Washington Editor

BioMimetic Pharmaceuticals Inc. signed a second licensing agreement with ZymoGenetics Inc. surrounding development and commercialization of ZymoGenetics' recombinant human platelet-derived growth factor (rhPDGF) for bone diseases and defects.

This second agreement allows BioMimetic (BMPI) to study the PDGF for regeneration and repair of hard tissues for defects and diseases of the entire skeletal system, such as fractures, joint replacement and osteoporosis. In the first licensing deal, signed in May, BMPI bought rights to develop and commercialize the growth factor in periodontal disease. (See BioWorld Today, May 30, 2003.)

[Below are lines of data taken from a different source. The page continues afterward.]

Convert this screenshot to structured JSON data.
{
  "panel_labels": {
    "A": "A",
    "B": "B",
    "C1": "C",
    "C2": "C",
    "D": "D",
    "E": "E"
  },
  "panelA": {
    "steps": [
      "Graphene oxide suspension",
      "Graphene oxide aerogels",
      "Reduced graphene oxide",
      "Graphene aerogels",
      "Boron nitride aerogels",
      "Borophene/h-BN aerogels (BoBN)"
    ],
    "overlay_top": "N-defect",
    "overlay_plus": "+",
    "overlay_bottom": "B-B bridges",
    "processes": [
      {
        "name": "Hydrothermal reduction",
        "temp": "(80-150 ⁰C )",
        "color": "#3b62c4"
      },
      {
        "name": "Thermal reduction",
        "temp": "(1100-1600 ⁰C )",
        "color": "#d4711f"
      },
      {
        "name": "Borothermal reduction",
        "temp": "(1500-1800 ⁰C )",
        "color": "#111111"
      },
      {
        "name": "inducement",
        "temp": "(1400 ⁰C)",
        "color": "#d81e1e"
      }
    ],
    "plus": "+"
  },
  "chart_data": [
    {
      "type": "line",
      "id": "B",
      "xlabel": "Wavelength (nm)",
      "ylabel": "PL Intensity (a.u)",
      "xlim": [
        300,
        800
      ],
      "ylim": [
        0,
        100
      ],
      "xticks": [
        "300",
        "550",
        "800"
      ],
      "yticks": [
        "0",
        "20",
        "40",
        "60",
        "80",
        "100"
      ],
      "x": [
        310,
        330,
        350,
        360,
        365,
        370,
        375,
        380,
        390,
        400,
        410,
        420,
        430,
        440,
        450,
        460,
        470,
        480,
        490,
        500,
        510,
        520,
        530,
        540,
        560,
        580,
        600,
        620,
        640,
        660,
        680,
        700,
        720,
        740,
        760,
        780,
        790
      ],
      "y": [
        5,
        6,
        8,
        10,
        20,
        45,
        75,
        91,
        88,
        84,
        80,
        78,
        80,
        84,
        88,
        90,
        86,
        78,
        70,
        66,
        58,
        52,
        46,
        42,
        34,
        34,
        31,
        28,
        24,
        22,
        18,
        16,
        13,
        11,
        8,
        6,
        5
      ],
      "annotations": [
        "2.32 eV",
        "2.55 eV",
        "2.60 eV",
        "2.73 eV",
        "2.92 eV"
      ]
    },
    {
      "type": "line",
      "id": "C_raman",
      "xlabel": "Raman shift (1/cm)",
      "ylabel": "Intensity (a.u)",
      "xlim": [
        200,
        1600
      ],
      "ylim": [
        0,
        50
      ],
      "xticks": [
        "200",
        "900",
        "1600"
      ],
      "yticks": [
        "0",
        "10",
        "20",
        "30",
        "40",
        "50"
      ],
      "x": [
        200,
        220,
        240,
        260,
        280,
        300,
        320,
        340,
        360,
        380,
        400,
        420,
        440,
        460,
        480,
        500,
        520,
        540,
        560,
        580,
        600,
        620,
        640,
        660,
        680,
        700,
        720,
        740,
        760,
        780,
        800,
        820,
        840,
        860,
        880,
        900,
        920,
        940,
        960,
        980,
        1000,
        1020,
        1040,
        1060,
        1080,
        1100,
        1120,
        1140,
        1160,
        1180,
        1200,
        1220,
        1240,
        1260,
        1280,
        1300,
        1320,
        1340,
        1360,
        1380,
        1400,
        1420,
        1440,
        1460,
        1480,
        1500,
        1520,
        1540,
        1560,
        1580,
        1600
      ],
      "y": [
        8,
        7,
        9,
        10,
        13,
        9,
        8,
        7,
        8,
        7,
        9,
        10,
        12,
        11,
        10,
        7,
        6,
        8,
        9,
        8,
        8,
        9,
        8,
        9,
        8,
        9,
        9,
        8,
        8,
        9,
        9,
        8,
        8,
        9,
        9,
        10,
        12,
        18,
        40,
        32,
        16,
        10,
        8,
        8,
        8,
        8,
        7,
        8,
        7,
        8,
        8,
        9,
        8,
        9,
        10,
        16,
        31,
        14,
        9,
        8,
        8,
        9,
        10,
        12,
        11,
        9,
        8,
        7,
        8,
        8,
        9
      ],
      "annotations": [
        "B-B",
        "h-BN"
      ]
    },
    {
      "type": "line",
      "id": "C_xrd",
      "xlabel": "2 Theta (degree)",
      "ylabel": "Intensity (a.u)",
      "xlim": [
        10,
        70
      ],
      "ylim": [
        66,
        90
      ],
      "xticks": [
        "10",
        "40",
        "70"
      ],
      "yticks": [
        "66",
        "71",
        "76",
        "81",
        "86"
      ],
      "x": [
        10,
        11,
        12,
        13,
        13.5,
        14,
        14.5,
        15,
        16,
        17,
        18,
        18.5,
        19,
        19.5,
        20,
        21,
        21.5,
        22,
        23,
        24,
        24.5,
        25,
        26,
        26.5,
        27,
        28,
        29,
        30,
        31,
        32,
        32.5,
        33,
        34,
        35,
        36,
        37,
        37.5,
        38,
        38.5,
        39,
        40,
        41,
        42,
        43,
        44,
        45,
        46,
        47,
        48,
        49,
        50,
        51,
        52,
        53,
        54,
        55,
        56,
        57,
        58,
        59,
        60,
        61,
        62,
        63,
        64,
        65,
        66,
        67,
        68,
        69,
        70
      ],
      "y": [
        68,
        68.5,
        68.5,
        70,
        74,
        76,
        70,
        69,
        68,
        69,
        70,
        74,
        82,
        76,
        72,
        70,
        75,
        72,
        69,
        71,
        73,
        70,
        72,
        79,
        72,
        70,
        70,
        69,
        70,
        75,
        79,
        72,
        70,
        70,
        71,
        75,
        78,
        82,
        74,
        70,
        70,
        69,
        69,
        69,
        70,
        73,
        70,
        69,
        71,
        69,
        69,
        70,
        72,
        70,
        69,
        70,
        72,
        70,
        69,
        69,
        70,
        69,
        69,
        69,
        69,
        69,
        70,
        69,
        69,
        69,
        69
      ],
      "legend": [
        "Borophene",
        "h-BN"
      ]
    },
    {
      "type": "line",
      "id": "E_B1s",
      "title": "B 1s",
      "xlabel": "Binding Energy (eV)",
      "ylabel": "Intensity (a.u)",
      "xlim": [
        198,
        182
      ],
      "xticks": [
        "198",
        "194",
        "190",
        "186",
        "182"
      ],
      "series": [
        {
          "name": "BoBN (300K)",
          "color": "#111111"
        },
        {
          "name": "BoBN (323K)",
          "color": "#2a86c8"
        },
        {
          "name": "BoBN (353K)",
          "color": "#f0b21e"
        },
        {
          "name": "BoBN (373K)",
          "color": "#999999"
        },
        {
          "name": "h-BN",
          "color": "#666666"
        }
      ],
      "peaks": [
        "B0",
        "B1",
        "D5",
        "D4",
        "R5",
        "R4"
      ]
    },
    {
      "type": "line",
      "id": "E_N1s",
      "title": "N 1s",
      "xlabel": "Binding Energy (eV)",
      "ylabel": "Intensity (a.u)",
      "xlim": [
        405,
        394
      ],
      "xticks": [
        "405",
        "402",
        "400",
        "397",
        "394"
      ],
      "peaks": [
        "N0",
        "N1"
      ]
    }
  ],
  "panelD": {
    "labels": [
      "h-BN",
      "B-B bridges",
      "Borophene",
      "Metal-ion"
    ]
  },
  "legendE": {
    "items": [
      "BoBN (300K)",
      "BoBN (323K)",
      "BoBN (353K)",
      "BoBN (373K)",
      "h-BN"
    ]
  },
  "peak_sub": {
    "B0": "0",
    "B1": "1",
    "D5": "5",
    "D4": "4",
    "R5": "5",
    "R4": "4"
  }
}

Founded in March 2001 and funded with an $8.5 million Series A round, BMPI, a Franklin, Tenn.-based private company, is focused on tissue engineering and developing and commercializing protein therapeutics for healing and restoration of bone and other tissues. Harvey Kellman, company executive vice president, co-founder and director, told BioWorld Today that BMPI is working on a Series B financing.

He said the company believes it will enter the market in the periodontal bone loss indication in early 2004.

"We chose the periodontal product first because it is the fastest route to the market for us," Kellman said. "We always knew we would enter a second agreement for the entire skeletal system."

BMPI has completed enrollment of a pivotal study of PDGF (referred to as GEM21S by the company) in periodontal disease. The product is regulated as a medical device. "We are happy to say that so far everything is looking good and there have been no significant adverse events that we can identify. We are on target to complete the trial sometime late this spring or this summer."

Meanwhile, the orthopedic products are expected to require a more extended development period. "We are starting our preclinical work right now to develop the product and information needed for an IDE [investigational device exemption]," he said.

Kellman wouldn't discuss financial terms of the agreement with ZymoGenetics.

However, Susan Specht, press relations associate at Seattle-based ZymoGenetics, told BioWorld Today the agreement included an up-front payment to ZymoGenetics, plus milestones and royalties. BMPI is responsible for all costs associated with development activities.

She added that ZymoGenetics has no plans to develop PDGF.

"Having demonstrated its ability to rapidly advance rhPDGF into clinical studies for the treatment of periodontal diseases, we feel BMPI is well positioned to continue development of PDGF for other hard tissue defects and therapies," Bruce Carter, president and CEO of ZymoGenetics, said in a prepared statement.

ZymoGenetics' stock (NASDAQ:ZGEN) closed Thursday at $9.82, down 16 cents.